Now, I have some suggestions about what use we might make of the Big Hole That Used To Be Fort Sanders. But first, to make it sound more prestigious, I propose that we append a phrase to the front of Knoxville's Big Pit O' Damnation. The phrase is "The James Agee Memorial --" plus whatever we happen to call The Big Gaping Maw That Was Once Fort Sanders And Is Now The Gateway To Hell. I suggest this particular phrase because Agee was such a good sport when his childhood home in Fort Sanders was torn down for an apartment complex back in the sixties. Of course, this may be explained by his being dead when it happened.
My first suggestion for how to use The James Agee Memorial Big Black Hole Sucking The Life Essence Out Of Knoxville is to turn it into a landfill. What could be more natural? After all, we have no use for this unique historical neighborhood, but we always need more dumps. Besides, given the treatment the neighborhood gets every fall from the influx of Vol lemmings and every day from the absentee landlords, you'll have to admit that Fort Sanders already pretty much is a dump. And think how convenient (and symbolic) a landfill at the center of the city would be!
Another possible use for The James Agee Memorial Scarred, Pitted, Ruined Landscape That Prisoners Of War Should Be Shot And Dumped In is to turn it over to its original owners, meaning the Cherokees.
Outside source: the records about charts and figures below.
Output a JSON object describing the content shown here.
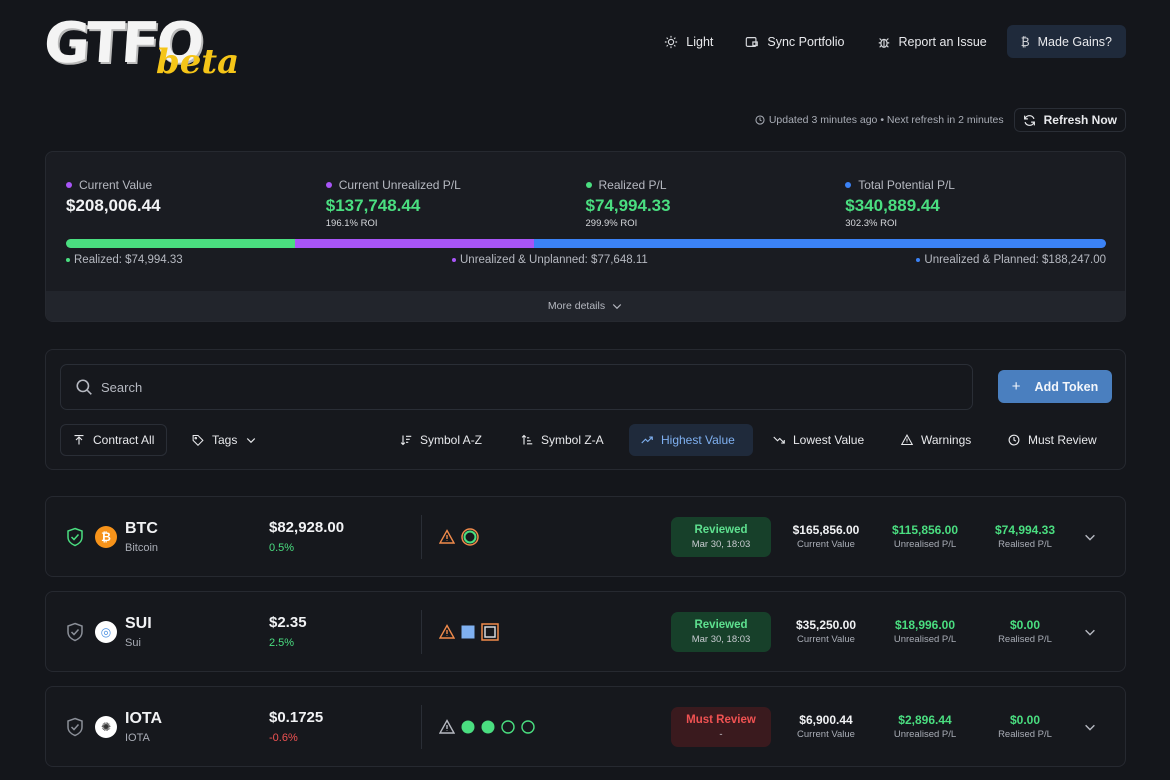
{
  "header": {
    "logo": "GTFO",
    "logo_badge": "beta",
    "nav": {
      "light": "Light",
      "sync": "Sync Portfolio",
      "report": "Report an Issue",
      "gains": "Made Gains?"
    }
  },
  "refresh": {
    "updated": "Updated 3 minutes ago • Next refresh in 2 minutes",
    "button": "Refresh Now"
  },
  "summary": {
    "stats": [
      {
        "label": "Current Value",
        "value": "$208,006.44",
        "roi": "",
        "color": "#a855f7"
      },
      {
        "label": "Current Unrealized P/L",
        "value": "$137,748.44",
        "roi": "196.1% ROI",
        "color": "#a855f7"
      },
      {
        "label": "Realized P/L",
        "value": "$74,994.33",
        "roi": "299.9% ROI",
        "color": "#4ade80"
      },
      {
        "label": "Total Potential P/L",
        "value": "$340,889.44",
        "roi": "302.3% ROI",
        "color": "#3b82f6"
      }
    ],
    "bar": [
      {
        "label": "Realized: $74,994.33",
        "fraction": 0.22,
        "color": "#4ade80"
      },
      {
        "label": "Unrealized & Unplanned: $77,648.11",
        "fraction": 0.23,
        "color": "#a855f7"
      },
      {
        "label": "Unrealized & Planned: $188,247.00",
        "fraction": 0.55,
        "color": "#3b82f6"
      }
    ],
    "more": "More details"
  },
  "filters": {
    "search_placeholder": "Search",
    "add_token": "Add Token",
    "contract_all": "Contract All",
    "tags": "Tags",
    "sort_az": "Symbol A-Z",
    "sort_za": "Symbol Z-A",
    "highest": "Highest Value",
    "lowest": "Lowest Value",
    "warnings": "Warnings",
    "must_review": "Must Review"
  },
  "tokens": [
    {
      "symbol": "BTC",
      "name": "Bitcoin",
      "price": "$82,928.00",
      "change": "0.5%",
      "direction": "up",
      "coin_color": "#f7931a",
      "coin_glyph": "₿",
      "shield_color": "#4ade80",
      "status": "Reviewed",
      "status_sub": "Mar 30, 18:03",
      "status_type": "reviewed",
      "current_value": "$165,856.00",
      "unrealised": "$115,856.00",
      "realised": "$74,994.33",
      "lbl_current": "Current Value",
      "lbl_unrealised": "Unrealised P/L",
      "lbl_realised": "Realised P/L"
    },
    {
      "symbol": "SUI",
      "name": "Sui",
      "price": "$2.35",
      "change": "2.5%",
      "direction": "up",
      "coin_color": "#ffffff",
      "coin_glyph": "◎",
      "shield_color": "#8b8f98",
      "status": "Reviewed",
      "status_sub": "Mar 30, 18:03",
      "status_type": "reviewed",
      "current_value": "$35,250.00",
      "unrealised": "$18,996.00",
      "realised": "$0.00",
      "lbl_current": "Current Value",
      "lbl_unrealised": "Unrealised P/L",
      "lbl_realised": "Realised P/L"
    },
    {
      "symbol": "IOTA",
      "name": "IOTA",
      "price": "$0.1725",
      "change": "-0.6%",
      "direction": "down",
      "coin_color": "#ffffff",
      "coin_glyph": "✺",
      "shield_color": "#8b8f98",
      "status": "Must Review",
      "status_sub": "-",
      "status_type": "must",
      "current_value": "$6,900.44",
      "unrealised": "$2,896.44",
      "realised": "$0.00",
      "lbl_current": "Current Value",
      "lbl_unrealised": "Unrealised P/L",
      "lbl_realised": "Realised P/L"
    }
  ]
}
They could build a casino on the site and call it The James Agee Memorial Big Teepee By The Tennessee River Casino Resort.
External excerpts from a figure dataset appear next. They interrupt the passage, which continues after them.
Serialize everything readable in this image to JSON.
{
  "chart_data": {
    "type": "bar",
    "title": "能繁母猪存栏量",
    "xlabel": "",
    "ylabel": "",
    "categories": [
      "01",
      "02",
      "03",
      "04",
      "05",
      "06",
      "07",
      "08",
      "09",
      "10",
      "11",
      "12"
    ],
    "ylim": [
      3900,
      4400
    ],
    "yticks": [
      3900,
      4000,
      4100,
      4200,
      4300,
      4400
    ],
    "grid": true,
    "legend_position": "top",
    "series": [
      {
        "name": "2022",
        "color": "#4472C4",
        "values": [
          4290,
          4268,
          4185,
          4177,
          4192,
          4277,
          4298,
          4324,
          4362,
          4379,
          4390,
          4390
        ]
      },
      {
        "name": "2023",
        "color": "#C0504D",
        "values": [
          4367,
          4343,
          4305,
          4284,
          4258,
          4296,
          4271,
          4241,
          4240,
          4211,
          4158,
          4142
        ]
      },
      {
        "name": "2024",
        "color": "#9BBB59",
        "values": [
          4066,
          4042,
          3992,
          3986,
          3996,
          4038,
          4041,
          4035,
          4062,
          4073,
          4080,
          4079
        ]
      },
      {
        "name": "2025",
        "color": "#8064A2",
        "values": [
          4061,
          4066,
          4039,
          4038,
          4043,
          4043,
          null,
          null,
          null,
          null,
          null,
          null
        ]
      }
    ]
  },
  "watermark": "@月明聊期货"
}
In this venture, I vow that I would do my share. Because I am part Cherokee, I personally guarantee that I will assumejoint ownership of the club and reap vast profits while ignoring the plight of the poor Knoxvillians who gamble their life savings away in my casino.
My last idea for the use of The James Agee Profusely Bleeding Hole Shot Straight Through The Heart Of Knoxville is to just leave it as is. I think having an enormous, raw, devastated, muddy space where Fort Sanders once was would precisely symbolize the hole in the soul of our city.
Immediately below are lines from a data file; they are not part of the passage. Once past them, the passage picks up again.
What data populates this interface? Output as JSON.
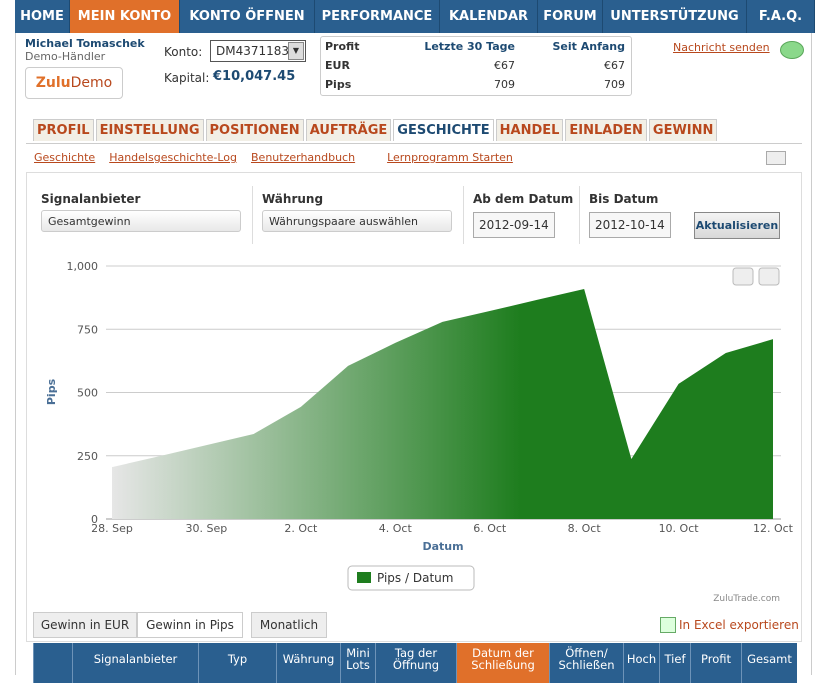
{
  "nav": [
    "HOME",
    "MEIN KONTO",
    "KONTO ÖFFNEN",
    "PERFORMANCE",
    "KALENDAR",
    "FORUM",
    "UNTERSTÜTZUNG",
    "F.A.Q."
  ],
  "account": {
    "name": "Michael Tomaschek",
    "role": "Demo-Händler",
    "logo": {
      "brand": "Zulu",
      "suffix": "Demo"
    },
    "konto_label": "Konto:",
    "konto": "DM4371183",
    "kapital_label": "Kapital:",
    "kapital": "€10,047.45"
  },
  "summary": {
    "header": [
      "Profit",
      "Letzte 30 Tage",
      "Seit Anfang"
    ],
    "rows": [
      [
        "EUR",
        "€67",
        "€67"
      ],
      [
        "Pips",
        "709",
        "709"
      ]
    ]
  },
  "message": "Nachricht senden",
  "tabs": [
    "PROFIL",
    "EINSTELLUNG",
    "POSITIONEN",
    "AUFTRÄGE",
    "GESCHICHTE",
    "HANDEL",
    "EINLADEN",
    "GEWINN"
  ],
  "sublinks": [
    "Geschichte",
    "Handelsgeschichte-Log",
    "Benutzerhandbuch",
    "Lernprogramm Starten"
  ],
  "filters": [
    {
      "label": "Signalanbieter",
      "value": "Gesamtgewinn"
    },
    {
      "label": "Währung",
      "value": "Währungspaare auswählen"
    },
    {
      "label": "Ab dem Datum",
      "value": "2012-09-14"
    },
    {
      "label": "Bis Datum",
      "value": "2012-10-14"
    }
  ],
  "update_button": "Aktualisieren",
  "chart_data": {
    "type": "area",
    "y_label": "Pips",
    "x_label": "Datum",
    "credit": "ZuluTrade.com",
    "categories": [
      "28. Sep",
      null,
      "30. Sep",
      null,
      "2. Oct",
      null,
      "4. Oct",
      null,
      "6. Oct",
      null,
      "8. Oct",
      null,
      "10. Oct",
      null,
      "12. Oct"
    ],
    "series": [
      {
        "name": "Pips / Datum",
        "color": "#1e7d1e",
        "values": [
          205,
          248,
          292,
          336,
          443,
          605,
          696,
          779,
          822,
          866,
          909,
          237,
          534,
          656,
          711
        ]
      }
    ],
    "ylim": [
      0,
      1000
    ],
    "yticks": [
      0,
      250,
      500,
      750,
      {
        "value": 1000,
        "label": "1,000"
      }
    ],
    "grid": true
  },
  "view_buttons": [
    "Gewinn in EUR",
    "Gewinn in Pips",
    "Monatlich"
  ],
  "export": "In Excel exportieren",
  "table": {
    "header": [
      "Signalanbieter",
      "Typ",
      "Währung",
      "Mini Lots",
      "Tag der Öffnung",
      "Datum der Schließung",
      "Öffnen/ Schließen",
      "Hoch",
      "Tief",
      "Profit",
      "Gesamt"
    ]
  }
}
In a ghoulish, slow-down-as-you-pass-a-car-wreck sort of way, it would attract tourists from far and wide who would want to see what could happen in their own cities, given the right amount of mental myopia from their local officials. Of course, to accommodate the constant flow of visitors to The James Agee Memorial Big Ol' Hole In The Center Of The City, we'd have to build a parking lot where Sequoyah Hills is now. Maybe we could put in a cell phone transmission tower while we're at it.